Chereads / Ratu Tanah Jawa / Chapter 7 - Selamat Ulang Tahun

Chapter 7 - Selamat Ulang Tahun

"Lintang apa yang membuatmu merasa semua yang kau ceritakan itu benar?" tanya Prof. Sian.

Lintang yang melamun karena membayangkan cerita yang ia sampaikan. Setelah tersadar, ia kembali ke duania nyata. Kembali ke saat di mana ia harus menceritakan isi dari gulungan kitab yang ia temukan.

"Prof. Saya tidak berbohong, memang itulah yang tertulis di gulungan yang saya temukan"

Prof Sian menyandarkan tubuhnya dengan tatapan tajam ke arah Lintang.

"Apa aku boleh melihat gulungan itu?" tantang Prof. Sian pada Lintang.

"Hanya melihat foto-foto ini membuatku tidak yakin. Lagi pula apa yang membuatmu yakin, cerita Ratu Tawang yang kau sebut ini adalah nyata? Bukankah bahkan sejarah pun tidak mencatat nama wanita ini?"

"Ingat, Lintang kau adalah seorang mahasiswa dan Kau ingin menjadi arkeolog. Seorang arkeolog itu bukan seorang pendongeng yang mengarang cerita. Jadi saranku, ada baiknya kau tidak terlalu memercai gulungan itu. Lagi pula, bisa saja itu adalah sebuah karya sastra seperti cerita Romeo and Juliet di zaman kuno bukan?"
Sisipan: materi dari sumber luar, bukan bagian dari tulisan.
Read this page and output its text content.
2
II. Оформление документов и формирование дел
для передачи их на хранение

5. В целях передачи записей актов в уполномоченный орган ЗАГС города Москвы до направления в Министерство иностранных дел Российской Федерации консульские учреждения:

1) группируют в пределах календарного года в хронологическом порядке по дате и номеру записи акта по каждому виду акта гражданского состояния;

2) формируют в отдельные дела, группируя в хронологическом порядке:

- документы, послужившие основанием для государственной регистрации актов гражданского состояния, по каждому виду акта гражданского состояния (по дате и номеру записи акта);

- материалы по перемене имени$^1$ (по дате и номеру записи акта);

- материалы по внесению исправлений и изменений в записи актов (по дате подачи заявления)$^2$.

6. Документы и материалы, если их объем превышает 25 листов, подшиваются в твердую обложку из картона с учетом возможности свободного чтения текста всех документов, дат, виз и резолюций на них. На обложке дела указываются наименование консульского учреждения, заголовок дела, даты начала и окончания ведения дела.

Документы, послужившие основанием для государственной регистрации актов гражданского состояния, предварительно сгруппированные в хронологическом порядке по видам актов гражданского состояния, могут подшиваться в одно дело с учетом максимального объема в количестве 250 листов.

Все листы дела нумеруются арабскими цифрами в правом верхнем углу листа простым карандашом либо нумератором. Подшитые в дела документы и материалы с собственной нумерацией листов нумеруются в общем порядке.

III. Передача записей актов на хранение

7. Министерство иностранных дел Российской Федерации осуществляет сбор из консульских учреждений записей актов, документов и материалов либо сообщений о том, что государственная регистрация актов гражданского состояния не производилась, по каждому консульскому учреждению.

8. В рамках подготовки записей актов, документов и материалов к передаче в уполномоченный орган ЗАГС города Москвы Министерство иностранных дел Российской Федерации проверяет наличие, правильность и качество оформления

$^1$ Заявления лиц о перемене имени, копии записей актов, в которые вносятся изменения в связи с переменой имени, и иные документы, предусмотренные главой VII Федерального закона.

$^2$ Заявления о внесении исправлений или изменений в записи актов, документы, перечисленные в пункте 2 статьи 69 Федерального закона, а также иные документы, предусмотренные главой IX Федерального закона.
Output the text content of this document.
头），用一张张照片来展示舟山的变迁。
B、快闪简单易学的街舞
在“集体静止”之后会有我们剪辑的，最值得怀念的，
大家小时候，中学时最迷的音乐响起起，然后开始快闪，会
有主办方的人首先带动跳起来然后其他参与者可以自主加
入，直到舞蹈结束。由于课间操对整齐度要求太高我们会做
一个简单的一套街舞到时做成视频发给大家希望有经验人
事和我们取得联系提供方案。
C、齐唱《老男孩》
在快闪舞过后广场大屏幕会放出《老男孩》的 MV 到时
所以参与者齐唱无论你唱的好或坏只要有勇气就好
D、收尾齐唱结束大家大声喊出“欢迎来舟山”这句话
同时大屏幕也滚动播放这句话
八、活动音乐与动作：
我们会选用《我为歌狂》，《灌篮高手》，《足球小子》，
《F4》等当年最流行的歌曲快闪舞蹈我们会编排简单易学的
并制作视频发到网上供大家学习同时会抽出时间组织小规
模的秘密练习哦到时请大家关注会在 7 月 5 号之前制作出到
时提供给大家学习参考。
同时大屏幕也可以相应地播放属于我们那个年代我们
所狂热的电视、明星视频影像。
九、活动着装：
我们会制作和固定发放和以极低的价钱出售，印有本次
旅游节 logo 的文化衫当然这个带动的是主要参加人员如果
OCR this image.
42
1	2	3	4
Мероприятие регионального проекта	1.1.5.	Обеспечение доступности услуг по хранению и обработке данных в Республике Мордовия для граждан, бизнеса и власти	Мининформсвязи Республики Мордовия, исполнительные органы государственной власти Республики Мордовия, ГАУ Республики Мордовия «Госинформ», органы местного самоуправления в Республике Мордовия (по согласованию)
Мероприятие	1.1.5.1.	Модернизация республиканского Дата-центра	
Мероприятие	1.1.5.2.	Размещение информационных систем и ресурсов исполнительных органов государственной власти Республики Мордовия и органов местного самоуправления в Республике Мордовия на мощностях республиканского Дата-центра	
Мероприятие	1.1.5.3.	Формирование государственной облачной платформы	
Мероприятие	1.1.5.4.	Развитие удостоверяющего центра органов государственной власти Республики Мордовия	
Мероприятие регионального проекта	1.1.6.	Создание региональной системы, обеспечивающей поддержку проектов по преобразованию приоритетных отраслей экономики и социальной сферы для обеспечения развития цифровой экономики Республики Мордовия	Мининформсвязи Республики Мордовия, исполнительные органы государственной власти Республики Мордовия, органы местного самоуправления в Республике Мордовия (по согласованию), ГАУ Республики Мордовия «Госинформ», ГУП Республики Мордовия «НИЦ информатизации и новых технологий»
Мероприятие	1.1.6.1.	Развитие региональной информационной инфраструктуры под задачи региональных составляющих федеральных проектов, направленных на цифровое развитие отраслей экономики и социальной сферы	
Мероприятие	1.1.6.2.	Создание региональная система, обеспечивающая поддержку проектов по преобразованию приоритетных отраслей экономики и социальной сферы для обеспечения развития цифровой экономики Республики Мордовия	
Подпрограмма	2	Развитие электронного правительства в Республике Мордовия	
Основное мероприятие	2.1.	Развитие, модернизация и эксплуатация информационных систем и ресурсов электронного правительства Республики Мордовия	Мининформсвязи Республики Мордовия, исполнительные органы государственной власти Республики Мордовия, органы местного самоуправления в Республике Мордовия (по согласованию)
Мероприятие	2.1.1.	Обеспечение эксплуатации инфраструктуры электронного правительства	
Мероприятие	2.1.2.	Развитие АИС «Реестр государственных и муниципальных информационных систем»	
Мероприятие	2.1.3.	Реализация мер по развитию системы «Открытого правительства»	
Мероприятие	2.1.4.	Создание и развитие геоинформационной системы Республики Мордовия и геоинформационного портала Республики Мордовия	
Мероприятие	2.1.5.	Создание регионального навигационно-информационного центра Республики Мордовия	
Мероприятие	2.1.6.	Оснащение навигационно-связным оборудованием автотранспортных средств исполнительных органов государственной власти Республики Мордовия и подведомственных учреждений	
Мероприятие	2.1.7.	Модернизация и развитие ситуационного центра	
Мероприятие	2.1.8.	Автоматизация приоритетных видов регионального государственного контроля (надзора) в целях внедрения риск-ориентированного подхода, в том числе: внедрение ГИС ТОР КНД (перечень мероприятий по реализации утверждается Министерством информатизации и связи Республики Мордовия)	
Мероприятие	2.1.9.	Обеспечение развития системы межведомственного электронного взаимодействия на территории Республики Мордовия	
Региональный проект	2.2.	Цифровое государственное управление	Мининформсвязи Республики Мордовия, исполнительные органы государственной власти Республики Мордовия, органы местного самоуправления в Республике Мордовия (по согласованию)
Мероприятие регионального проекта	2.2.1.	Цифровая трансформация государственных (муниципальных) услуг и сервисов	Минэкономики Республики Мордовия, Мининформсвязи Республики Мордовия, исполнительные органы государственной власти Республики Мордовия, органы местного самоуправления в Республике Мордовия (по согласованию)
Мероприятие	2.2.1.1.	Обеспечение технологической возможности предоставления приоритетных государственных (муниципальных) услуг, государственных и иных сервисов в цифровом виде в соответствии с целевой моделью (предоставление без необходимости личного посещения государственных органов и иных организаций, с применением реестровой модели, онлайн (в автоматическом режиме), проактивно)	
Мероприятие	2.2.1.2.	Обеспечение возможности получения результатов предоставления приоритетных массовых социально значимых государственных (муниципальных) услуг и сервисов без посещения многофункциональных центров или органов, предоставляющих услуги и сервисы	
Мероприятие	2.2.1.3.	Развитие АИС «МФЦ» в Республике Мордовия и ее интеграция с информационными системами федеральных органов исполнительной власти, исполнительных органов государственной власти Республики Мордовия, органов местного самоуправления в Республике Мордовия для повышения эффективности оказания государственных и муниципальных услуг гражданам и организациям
"Tapi saya rasa cerita ini asli Prof" bantah Lintang mempertahankan argumennya.

"Saya sudah menghabiskan banyak waktu untuk menerjemahkan semua ini. Saya juga melakukannya hati-hati. Saya menemukan ini di reruntuhan. Apa mungkin, sebuah cerita karangan akan semistis dan semenarik ini?"

"Tidak ada yang tidak mungkin, imaginasi para penulis terkadang bisa melampaui pikiran kita" jelas Prof. Sian lagi.

"Kau tahu Lintang, aku tidak punya banyak waktu. Perbaiki semua ini"

Dan Prof.Sian pergi begitu saja meninggalkan Lintang di kantornya.

"Aku pasti sudah dianggap gila!" gumam Lintang pada dirinya sendiri.

~Aku meneliti ini lebih dari satu bulan. Mengapa ia tidak percaya pada ceritaku? Apa aku harus mebawa bukti fisik gulungan itu padanya?!~

Lintang yang sedih mulai mengambil foto-foto yang ia berikan pada dosen pembimbingnya. Ia merapikan kertas-kerta yang ia tulis dan memasukkanya ke dalam tas. Secara tidak sengaja, Lintang menjatuhkan sesuatu dari meja.

~Apa ini?~

Lintang berjongkok untuk mengambil benda itu. Benda itu adalah gelang berwarna putih dengan motif klasssik. Merasa penasaran Lintang mencoba mengamati benda itu di bawah cahaya. Pada salah satu sisinya bertuliskan sebuah nama.

~Edward Loius King of Skanidavia~

Melihat nama itu, Lintang merasa sedikit aneh. Ia merasa nama itu tidak asing baginya. Namun ia tidak mengingat di mana ia mendengar nama itu. Dengan rasa penasaran yang tinggi, ia mengambil gelang itu dan memasukkannya ke dalam tas. Sebelum ia melakukan itu, Lintang memastikan tidak ada kamera CCTV di ruangan Prof. Sian. Dan dengan cepat ia pun segera pergi.

Sementara itu, Prof. Sian yang mengajar di kelas merasa ada yang aneh saat ia menganggakat tangan. Ia merasa tangannya terasa ringan.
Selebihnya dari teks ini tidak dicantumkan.